From: Newberry on
On Aug 12, 5:05 am, stevendaryl3...(a)yahoo.com (Daryl McCullough)
wrote:
> Newberry says...
>
>
>
> >On Aug 11, 10:03=A0am, stevendaryl3...(a)yahoo.com (Daryl McCullough)
> >wrote:
> >> Take an example: Every even number greater than 2 can be written as
> >> the sum of two prime numbers. What is "blocking" me from knowing that
> >> this is true? Well, there is nothing blocking me from checking each
> >> even number, one at a time, to see that it can be written as the sum
> >> of two primes. But there will never be a point at which I've checked
> >> *all* of them. So if Goldbach's conjecture is *true*, I might never
> >> know that it is true (because I can't check an infinite number of cases).
>
> >First of all this sounds as if mathematics were an experimental rather
> >than deductive science, which itself makes this argument suspect.
>
> For a given axiom system, there are true universal statements that we
> cannot prove, but we can "observe" one at a time. As someone else pointed
> out, there is no statement that is absolutely unprovable, we may not
> be able to prove it in PA, but perhaps in a stronger theory.
>
> >Secondly there are sentences, which we actually know that are true,
> >such as that Goedel's formula is not derivable.
>
> It's not provable in PA. It's provable in stronger theories such
> as ZFC.
>
> >I know that you will deny this. People either deny or confirm this
> >depending on in which phase of the disputation they are. Let me just
> >say that many people are unshakeably convinced that ZFC and PA are
> >consistent. Where does this certainty come from?
>
> In the case of PA, we have a clear concept of the natural numbers,
> and the axioms of PA are clearly tree of this conception.

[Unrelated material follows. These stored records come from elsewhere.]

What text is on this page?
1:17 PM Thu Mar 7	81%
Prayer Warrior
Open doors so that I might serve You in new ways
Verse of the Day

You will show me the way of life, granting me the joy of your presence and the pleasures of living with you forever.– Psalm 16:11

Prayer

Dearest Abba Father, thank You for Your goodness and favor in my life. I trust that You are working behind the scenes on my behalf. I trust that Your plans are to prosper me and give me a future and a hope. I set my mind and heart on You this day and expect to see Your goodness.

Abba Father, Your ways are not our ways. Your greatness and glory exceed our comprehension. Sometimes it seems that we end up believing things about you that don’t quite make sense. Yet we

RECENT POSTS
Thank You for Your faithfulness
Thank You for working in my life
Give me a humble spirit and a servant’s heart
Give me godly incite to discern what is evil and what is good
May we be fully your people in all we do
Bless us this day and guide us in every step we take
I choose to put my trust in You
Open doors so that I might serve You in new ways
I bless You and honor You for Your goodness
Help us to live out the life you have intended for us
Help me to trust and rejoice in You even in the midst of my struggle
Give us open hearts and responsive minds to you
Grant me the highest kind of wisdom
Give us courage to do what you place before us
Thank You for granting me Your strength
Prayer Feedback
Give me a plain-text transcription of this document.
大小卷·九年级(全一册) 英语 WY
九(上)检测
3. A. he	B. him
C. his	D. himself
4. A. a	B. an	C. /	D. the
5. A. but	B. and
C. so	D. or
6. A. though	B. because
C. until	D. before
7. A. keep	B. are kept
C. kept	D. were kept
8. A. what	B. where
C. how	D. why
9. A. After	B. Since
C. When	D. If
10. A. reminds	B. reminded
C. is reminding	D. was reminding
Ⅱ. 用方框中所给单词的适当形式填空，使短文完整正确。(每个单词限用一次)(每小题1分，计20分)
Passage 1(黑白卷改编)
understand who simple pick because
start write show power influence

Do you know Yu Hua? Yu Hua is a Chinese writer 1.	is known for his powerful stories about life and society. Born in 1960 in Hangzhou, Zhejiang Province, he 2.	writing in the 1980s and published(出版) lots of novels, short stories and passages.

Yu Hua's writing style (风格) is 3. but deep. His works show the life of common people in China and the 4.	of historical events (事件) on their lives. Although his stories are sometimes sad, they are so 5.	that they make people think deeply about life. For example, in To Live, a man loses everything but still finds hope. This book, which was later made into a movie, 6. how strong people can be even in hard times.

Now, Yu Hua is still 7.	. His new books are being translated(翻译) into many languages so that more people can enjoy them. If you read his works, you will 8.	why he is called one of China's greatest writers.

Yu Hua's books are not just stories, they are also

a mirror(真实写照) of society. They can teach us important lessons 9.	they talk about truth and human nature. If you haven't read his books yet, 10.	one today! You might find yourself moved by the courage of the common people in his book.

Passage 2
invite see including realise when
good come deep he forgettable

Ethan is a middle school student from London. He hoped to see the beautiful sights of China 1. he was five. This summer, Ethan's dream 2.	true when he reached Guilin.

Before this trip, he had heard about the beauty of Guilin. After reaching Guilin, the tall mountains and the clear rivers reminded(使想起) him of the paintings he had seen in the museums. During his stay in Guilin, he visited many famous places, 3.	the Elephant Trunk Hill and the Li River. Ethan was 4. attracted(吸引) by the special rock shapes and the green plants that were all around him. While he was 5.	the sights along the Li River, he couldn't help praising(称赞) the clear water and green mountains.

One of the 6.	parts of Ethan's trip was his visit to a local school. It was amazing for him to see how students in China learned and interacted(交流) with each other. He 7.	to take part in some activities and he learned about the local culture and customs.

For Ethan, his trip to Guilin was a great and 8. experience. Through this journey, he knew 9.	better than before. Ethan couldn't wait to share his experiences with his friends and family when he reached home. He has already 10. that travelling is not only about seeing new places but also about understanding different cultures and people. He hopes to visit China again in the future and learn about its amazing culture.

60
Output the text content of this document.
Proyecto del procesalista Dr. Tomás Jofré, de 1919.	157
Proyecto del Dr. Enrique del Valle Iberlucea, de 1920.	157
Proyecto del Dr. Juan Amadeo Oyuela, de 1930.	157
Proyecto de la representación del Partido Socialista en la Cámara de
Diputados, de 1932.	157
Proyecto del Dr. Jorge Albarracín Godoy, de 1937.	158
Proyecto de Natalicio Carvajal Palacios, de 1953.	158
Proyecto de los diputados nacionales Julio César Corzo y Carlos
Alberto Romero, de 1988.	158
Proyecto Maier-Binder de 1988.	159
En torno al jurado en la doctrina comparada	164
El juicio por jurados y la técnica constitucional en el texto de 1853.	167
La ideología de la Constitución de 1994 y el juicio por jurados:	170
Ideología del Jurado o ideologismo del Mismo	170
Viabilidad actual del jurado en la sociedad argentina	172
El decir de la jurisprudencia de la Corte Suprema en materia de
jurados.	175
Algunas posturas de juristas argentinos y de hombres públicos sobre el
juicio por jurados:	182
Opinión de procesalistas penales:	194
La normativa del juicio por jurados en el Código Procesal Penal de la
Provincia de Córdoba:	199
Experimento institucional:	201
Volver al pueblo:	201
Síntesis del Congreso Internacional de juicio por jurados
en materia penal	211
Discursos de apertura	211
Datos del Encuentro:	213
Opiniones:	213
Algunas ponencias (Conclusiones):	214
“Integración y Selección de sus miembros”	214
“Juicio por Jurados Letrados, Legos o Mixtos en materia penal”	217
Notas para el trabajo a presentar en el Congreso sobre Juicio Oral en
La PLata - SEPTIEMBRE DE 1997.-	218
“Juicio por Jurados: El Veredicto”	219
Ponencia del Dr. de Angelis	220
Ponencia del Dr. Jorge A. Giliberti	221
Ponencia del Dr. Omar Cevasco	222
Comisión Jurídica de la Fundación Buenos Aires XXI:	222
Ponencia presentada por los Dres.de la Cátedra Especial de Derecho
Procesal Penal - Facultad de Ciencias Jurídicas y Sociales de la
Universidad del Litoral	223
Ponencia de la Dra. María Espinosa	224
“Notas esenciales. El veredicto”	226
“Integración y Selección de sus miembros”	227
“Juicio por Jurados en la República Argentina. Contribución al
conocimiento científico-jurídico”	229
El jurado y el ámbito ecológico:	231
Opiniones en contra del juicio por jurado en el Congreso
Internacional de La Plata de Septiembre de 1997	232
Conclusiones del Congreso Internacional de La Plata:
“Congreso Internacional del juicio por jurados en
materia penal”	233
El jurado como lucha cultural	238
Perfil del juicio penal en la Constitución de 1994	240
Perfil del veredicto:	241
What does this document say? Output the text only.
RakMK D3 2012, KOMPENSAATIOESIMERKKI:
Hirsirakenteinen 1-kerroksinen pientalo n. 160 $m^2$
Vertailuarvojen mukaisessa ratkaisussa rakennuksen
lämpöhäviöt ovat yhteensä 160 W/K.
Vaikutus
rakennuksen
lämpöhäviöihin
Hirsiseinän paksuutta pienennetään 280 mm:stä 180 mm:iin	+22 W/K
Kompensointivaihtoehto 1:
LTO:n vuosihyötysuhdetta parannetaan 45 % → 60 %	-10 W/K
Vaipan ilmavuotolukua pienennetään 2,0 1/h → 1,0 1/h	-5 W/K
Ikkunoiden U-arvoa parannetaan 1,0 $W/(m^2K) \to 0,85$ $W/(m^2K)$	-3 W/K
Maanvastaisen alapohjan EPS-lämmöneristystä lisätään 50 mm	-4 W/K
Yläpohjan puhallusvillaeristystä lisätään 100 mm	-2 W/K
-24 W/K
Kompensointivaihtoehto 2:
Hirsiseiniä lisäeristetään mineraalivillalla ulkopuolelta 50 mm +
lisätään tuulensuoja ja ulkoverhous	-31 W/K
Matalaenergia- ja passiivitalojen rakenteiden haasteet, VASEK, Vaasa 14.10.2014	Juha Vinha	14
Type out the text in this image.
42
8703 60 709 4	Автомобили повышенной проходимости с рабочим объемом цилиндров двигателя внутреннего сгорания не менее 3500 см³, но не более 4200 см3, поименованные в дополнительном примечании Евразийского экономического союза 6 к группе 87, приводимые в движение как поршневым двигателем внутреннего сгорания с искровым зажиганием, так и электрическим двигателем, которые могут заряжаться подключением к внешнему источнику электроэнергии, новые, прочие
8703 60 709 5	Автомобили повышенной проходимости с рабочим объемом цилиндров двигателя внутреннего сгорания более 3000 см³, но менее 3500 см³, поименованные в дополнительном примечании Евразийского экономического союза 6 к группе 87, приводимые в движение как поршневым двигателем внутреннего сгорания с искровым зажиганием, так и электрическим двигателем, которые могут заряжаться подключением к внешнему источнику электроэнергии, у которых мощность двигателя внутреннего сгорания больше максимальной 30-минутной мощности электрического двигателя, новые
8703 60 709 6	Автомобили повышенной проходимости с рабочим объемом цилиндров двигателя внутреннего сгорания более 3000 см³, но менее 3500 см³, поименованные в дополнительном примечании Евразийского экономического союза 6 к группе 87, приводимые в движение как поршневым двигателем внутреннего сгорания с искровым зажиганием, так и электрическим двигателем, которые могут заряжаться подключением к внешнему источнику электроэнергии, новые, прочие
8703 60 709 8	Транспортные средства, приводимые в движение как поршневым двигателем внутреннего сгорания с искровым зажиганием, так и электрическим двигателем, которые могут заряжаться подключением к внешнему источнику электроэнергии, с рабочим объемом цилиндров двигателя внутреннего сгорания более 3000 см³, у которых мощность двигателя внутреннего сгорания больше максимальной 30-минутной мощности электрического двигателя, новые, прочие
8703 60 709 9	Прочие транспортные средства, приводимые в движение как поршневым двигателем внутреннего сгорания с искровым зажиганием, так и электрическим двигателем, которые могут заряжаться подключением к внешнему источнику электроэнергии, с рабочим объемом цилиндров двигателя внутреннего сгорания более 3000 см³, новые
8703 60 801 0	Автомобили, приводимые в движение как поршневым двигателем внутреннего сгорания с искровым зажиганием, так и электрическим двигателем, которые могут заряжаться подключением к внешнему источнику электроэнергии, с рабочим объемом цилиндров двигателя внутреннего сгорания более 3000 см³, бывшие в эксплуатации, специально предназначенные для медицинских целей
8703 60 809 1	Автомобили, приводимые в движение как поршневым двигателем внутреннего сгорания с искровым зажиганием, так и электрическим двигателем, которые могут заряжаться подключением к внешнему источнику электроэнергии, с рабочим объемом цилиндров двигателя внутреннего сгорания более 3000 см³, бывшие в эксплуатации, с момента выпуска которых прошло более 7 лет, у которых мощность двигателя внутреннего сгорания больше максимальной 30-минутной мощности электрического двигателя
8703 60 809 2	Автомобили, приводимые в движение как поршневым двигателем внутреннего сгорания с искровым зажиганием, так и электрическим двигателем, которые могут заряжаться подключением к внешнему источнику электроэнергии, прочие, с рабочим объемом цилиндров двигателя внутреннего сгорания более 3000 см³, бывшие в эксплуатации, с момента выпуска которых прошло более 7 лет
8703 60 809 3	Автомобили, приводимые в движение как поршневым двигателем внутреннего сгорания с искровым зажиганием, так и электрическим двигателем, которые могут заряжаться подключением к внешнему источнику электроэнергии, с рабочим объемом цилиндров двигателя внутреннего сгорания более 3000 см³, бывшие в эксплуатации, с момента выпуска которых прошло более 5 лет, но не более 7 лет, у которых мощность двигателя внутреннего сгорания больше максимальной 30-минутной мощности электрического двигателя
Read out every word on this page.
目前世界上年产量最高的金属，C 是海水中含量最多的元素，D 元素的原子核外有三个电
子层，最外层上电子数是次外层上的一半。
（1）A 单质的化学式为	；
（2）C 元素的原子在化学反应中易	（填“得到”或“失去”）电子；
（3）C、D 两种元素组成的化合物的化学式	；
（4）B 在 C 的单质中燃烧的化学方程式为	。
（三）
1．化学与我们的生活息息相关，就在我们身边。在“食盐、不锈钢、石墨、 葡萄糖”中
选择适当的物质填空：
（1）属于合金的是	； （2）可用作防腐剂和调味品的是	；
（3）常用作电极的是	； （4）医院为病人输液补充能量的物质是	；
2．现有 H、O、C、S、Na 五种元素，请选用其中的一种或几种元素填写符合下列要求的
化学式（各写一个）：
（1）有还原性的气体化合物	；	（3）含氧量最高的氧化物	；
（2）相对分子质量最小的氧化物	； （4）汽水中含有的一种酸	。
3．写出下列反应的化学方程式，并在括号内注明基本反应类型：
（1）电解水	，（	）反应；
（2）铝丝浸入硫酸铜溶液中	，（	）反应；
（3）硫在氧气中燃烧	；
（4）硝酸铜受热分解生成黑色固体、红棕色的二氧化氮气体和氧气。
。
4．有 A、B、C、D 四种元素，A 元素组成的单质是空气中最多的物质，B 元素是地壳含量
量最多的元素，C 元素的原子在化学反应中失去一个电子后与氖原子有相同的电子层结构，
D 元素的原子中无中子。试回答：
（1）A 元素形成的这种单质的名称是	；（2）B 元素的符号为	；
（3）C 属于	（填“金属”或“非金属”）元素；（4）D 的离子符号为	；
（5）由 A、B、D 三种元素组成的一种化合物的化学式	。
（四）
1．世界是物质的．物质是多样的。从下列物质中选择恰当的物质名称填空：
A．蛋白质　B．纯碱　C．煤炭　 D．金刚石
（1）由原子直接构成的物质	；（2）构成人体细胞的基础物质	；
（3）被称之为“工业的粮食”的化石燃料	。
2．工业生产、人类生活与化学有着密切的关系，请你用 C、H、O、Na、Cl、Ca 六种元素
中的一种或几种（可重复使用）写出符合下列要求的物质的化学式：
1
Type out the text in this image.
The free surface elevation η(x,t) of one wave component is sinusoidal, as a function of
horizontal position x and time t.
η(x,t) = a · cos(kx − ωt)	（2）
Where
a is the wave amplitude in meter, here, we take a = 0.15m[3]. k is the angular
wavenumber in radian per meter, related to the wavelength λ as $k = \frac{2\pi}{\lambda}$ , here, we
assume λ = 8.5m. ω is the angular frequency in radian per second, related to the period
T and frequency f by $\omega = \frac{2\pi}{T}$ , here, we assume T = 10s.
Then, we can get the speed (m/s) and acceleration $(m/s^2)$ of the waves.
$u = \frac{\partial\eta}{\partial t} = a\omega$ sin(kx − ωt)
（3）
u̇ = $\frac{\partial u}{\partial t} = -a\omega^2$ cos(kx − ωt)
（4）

So you CAN derive that PA is consistent after all.

> In the
> case of ZFC, the cumulative hierarchy gives a pretty strong conception
> of the universe of sets, but it's a little hazier (to me, anyway).
>
> --
> Daryl McCullough
> Ithaca, NY

From: Daryl McCullough on
Newberry says...
>
>On Aug 12, 5:05=A0am, stevendaryl3...(a)yahoo.com (Daryl McCullough)
>wrote:

>> In the case of PA, we have a clear concept of the natural numbers,
>> and the axioms of PA are clearly tree of this conception.

That's supposed to be "true" not "tree".

>So you CAN derive that PA is consistent after all.

Sure. It's provable model-theoretically.